Sono questi "capitalisti" estranei all'arte, in genere patrizi, ma anche mercanti di altri beni, a mutare radicalmente il vecchio assetto della bottega artigiana, prefigurando l'organizzazione dell'impresa editoriale moderna. Nel contempo, l'impiego di capitali e lo sviluppo delle vendite consentono la nascita di una nuova figura di intellettuale professionista che; mettendo la propria penna al servizio di un progetto editoriale, richiede retribuzione e tutela, aprendo la strada a quella lunga controversia che è la rivendicazione del diritto d'autore nell'Ottocento. Capitalista e intellettuale professionista sono le figure più dinamiche nel panorama ottocentesco, che segna, con ritardo rispetto alle altre nazioni europee, in particolare Francia e Inghilterra, la nascita dell'impresa editoriale. Ma, come si accennava all'inizio, sono ancora insufficienti le ricerche che studino, col mutare del quadro giuridico istituzionale, il passaggio dalla bottega all'impresa e che mettano in luce sia le modificazioni prodotte dal rinnovamento tecnologico all'interno dell'azienda (nascita di nuove professionalità e nuove gerarchie) sia le resistenze all'innovazione di settori dell'imprenditoria locale, spesso preoccupati di perdere quel piccolo mercato protetto su cui fondano sopravvivenza e privilegi.
Accenni a questa problematica emergono nel volume di Tortorelli, che raccoglie alcuni saggi sull'editoria tra Otto e Novecento. Mentre più tradizionale appare l'approccio alla figura di Gaspero Barbèra, esponente della linea self-helpista presente nell'imprenditoria italiana o la puntuale ricostruzione dell'attività del "socialista" Nerbini, più interessanti appaiono i cenni sulle imprese editoriali in Emilia-Romagna. In una realtà come quella emiliana, estranea per i lunghi decenni della dominazione pontificia ai grandi processi di innovazione messi in moto da Pomba o Le Monnier, iniziative nuove si fanno strada a fatica; così, se rimane ancora forte il legame con la tradizione artigianale al suo più alto livello, che ha in Bodoni il suo idolo e in Paolo Galeati il più tenace assertore, solo nella seconda metà.dell'Ottocento si sviluppa la Zanichelli, che trova nel mercato per la scuola uno dei più solidi punti di forza. Quanto sia fertile del resto la prospettiva dell'analisi di una realtà locale, dove più chiaramente emergono differenti strategie per la conquista del pubblico, lo ha dimostrato un recente convegno organizzato dall'Istituto per la storia di Bologna su "Editoria e Università a Bologna tra Otto e Novecento".
Un'ultima notazione.

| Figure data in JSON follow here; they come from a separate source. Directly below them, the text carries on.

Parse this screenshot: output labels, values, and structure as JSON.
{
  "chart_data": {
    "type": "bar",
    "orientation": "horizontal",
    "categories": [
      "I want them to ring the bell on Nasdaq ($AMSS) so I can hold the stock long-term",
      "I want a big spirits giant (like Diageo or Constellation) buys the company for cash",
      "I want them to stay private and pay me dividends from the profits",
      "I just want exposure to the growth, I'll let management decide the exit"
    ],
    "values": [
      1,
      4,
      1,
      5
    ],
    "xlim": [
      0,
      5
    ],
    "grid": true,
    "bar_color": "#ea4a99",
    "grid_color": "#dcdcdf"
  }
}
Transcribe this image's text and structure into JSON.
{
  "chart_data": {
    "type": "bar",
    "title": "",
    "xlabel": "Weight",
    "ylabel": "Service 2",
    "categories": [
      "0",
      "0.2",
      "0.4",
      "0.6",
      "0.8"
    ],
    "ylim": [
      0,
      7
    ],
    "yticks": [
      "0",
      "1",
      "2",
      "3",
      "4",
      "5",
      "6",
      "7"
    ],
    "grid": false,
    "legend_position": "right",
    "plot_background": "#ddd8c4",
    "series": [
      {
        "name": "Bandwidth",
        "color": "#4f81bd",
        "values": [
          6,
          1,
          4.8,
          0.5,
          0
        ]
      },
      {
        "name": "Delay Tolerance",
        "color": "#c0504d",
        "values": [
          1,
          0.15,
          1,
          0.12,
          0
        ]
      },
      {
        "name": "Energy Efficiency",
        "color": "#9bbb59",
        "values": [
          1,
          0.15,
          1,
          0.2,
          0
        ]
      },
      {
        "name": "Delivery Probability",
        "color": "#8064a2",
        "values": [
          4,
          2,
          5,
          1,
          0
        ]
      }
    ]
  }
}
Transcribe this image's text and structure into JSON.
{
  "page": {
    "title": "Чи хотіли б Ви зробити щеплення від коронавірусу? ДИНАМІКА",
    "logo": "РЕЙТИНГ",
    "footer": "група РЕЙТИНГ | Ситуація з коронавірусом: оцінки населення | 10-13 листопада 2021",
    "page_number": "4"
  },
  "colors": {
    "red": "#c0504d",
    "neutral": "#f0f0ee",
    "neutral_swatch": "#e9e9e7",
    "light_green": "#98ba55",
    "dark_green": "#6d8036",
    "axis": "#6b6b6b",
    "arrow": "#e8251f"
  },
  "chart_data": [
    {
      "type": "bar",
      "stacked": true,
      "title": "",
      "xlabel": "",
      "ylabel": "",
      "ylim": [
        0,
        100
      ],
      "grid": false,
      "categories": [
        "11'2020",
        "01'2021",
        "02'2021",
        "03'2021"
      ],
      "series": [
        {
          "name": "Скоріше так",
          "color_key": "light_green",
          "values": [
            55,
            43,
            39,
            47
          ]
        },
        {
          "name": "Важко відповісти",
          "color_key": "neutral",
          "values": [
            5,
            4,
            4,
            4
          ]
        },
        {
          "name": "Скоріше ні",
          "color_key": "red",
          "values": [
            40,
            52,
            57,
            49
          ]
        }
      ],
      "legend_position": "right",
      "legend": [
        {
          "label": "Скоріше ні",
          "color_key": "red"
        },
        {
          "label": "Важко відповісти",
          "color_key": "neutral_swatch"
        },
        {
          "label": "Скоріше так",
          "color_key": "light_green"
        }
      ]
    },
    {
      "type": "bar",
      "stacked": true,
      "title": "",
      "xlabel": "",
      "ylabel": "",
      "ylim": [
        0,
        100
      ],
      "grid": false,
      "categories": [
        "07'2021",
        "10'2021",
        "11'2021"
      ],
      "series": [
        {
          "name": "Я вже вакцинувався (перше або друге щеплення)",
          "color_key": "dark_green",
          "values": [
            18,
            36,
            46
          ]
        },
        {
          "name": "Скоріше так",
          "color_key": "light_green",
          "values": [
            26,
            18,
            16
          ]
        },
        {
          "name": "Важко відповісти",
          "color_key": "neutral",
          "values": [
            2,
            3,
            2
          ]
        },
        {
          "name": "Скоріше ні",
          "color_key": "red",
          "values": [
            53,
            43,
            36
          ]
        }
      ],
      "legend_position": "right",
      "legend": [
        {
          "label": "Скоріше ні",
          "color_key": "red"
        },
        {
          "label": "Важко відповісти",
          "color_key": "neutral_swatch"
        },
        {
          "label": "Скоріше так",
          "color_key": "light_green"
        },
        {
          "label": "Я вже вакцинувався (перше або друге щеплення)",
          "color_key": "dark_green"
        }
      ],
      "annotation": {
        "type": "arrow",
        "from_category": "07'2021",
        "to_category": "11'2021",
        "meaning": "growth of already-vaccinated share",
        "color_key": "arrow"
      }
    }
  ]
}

In uno dei saggi del suo volume Tortorelli, attraverso l'analisi di un'inchiesta del 1906 sui libri più letti dagli italiani, pone il problema della lettura. E in effetti, come del resto è stato messo in luce anche dalla Tavoni nella sua "Premessa" a "I mestieri", ciò che ancora manca, per il Cinque, Sette o Novecento, è un'attenzione in Italia alla figura del lettore, attraverso la quale ha senso e compimento l'intero processo della produzione editoriale.